I am speaking at a plenary session tomorrow during the the Energy Impacts Symposium at the Nationwide & Ohio Farm Bureau 4-H Conference Center in Columbus, Ohio. The program is exciting, and I look forward to being a part of it.  The program is described as follows: 

Energy Impacts 2017 is a energy research conference and workshop, organized by a 9-member interdisciplinary steering committee, focused on synthesis, comparison, and innovation among established and emerging energy impacts scholars from North America and abroad. We invite participation from sociologists, geographers, political scientists, economists, anthropologists, practitioners, and other interested parties whose work addresses impacts of new energy development for host communities and landscapes.

The pace, scale, and intensity of new energy development around the world demands credible and informed research about potential impacts to human communities that host energy developments. From new electrical transmission lines needed for a growing renewable energy sector to hydraulically fracturing shale for oil and gas, energy development can have broad and diverse impacts on the communities where it occurs.
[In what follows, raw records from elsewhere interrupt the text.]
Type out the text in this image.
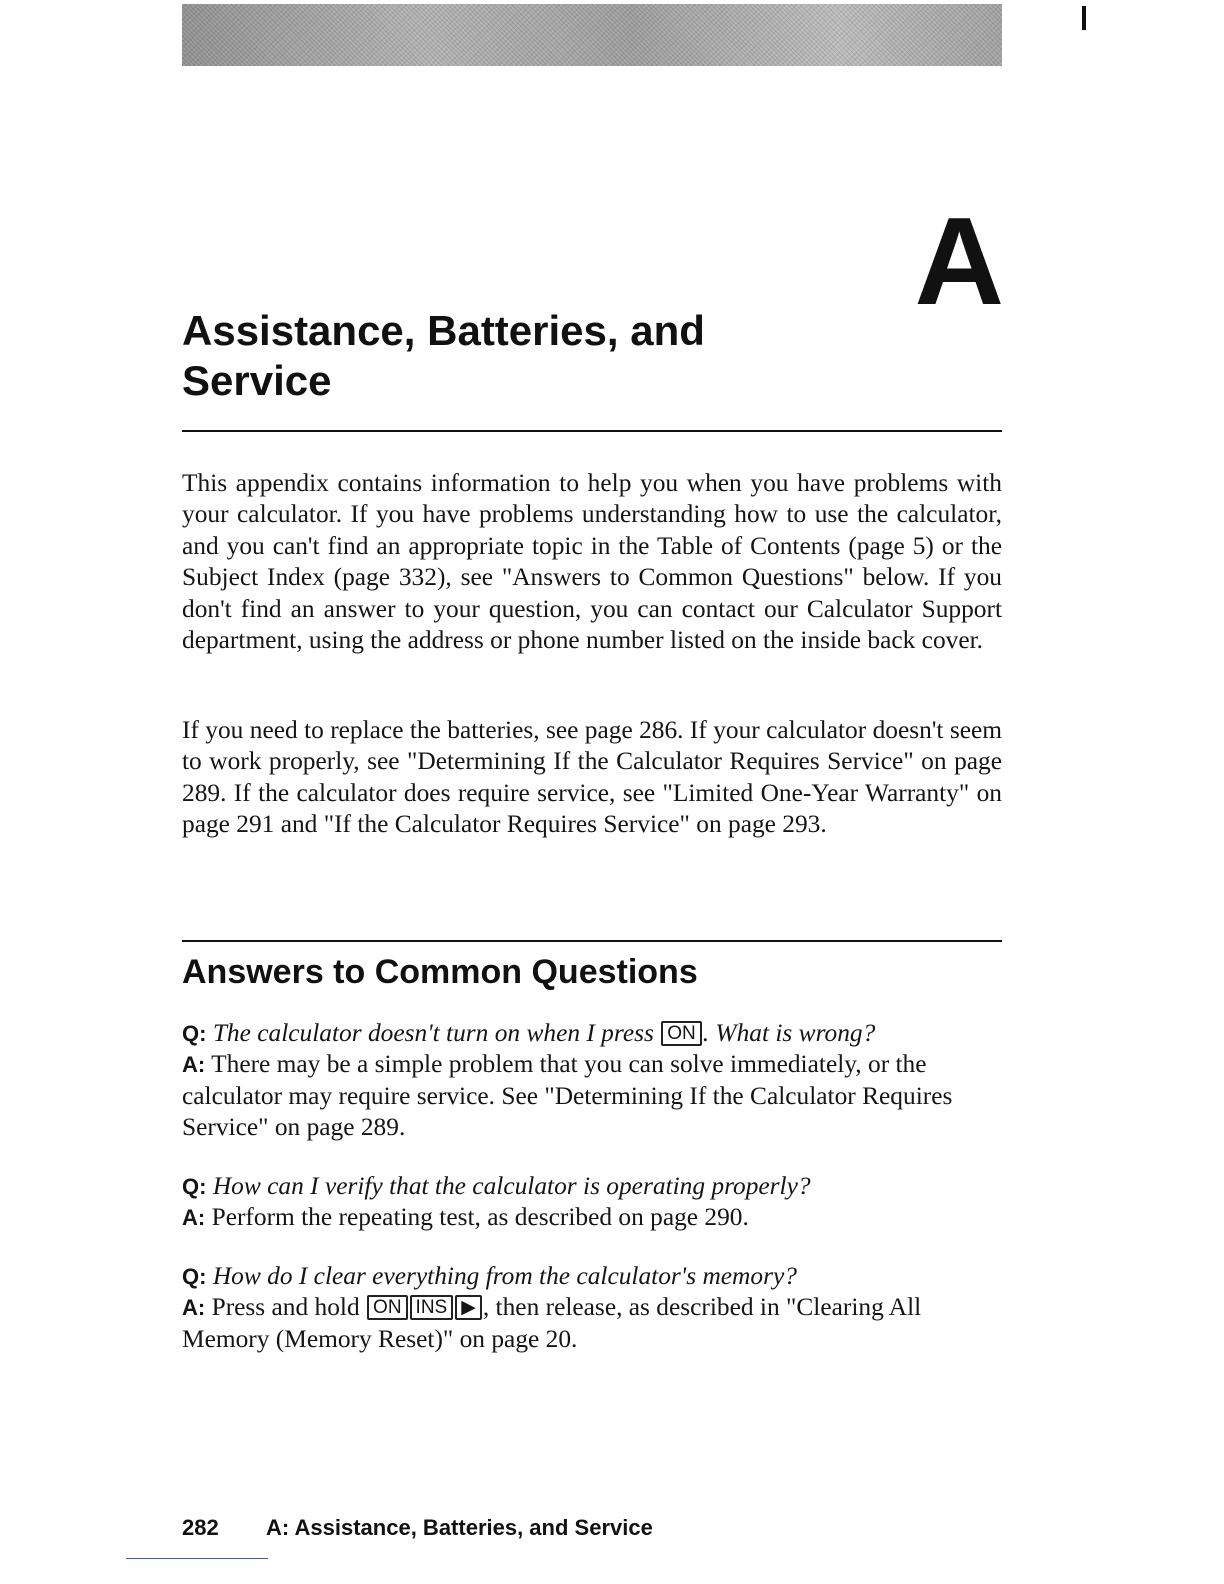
A
Assistance, Batteries, and
Service

This appendix contains information to help you when you have problems with your calculator. If you have problems understanding how to use the calculator, and you can't find an appropriate topic in the Table of Contents (page 5) or the Subject Index (page 332), see "Answers to Common Questions" below. If you don't find an answer to your question, you can contact our Calculator Support department, using the address or phone number listed on the inside back cover.

If you need to replace the batteries, see page 286. If your calculator doesn't seem to work properly, see "Determining If the Calculator Requires Service" on page 289. If the calculator does require service, see "Limited One-Year Warranty" on page 291 and "If the Calculator Requires Service" on page 293.

Answers to Common Questions

Q: The calculator doesn't turn on when I press ON . What is wrong?

A: There may be a simple problem that you can solve immediately, or the calculator may require service. See "Determining If the Calculator Requires Service" on page 289.

Q: How can I verify that the calculator is operating properly?

A: Perform the repeating test, as described on page 290.

Q: How do I clear everything from the calculator's memory?

A: Press and hold ON INS ▶ , then release, as described in "Clearing All Memory (Memory Reset)" on page 20.

282 A: Assistance, Batteries, and Service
While a fast-growing cadre of researchers has emerged to produce important new research on the social, economic, and behavioral impacts from large-scale energy development for host communities and landscapes, their discoveries are often isolated within disciplinary boundaries.

Through facilitated interactive workshop activities, invited experts and symposium participants will produce a roadmap for future cross-disciplinary research priorities.

I will be talking about Community Development and the North Dakota Sovereign Wealth Fund, and we'll discuss the implications of the resource curse.  I am of the view that the resource curse is correlative, not causative, and that natural resource extraction can prove harmful to local communities, but that it doesn't have to be.  From North Dakota's $4.33 billion fund to Norway's Government Pension Fund Global, there are examples of funding that can provide for the future. But there are numerous examples of struggling communities and bankrupt local governments where funds benefited few. And even North Dakota and Norway provide stark contrasts in how the funds are used. The point, for me, is that generalizations overstate the role of the resource and understate the role of local decision making.  What we prioritize matters, and often, I think, we can do better.  It's not preordained.  We can do better, as long as we decide to do so.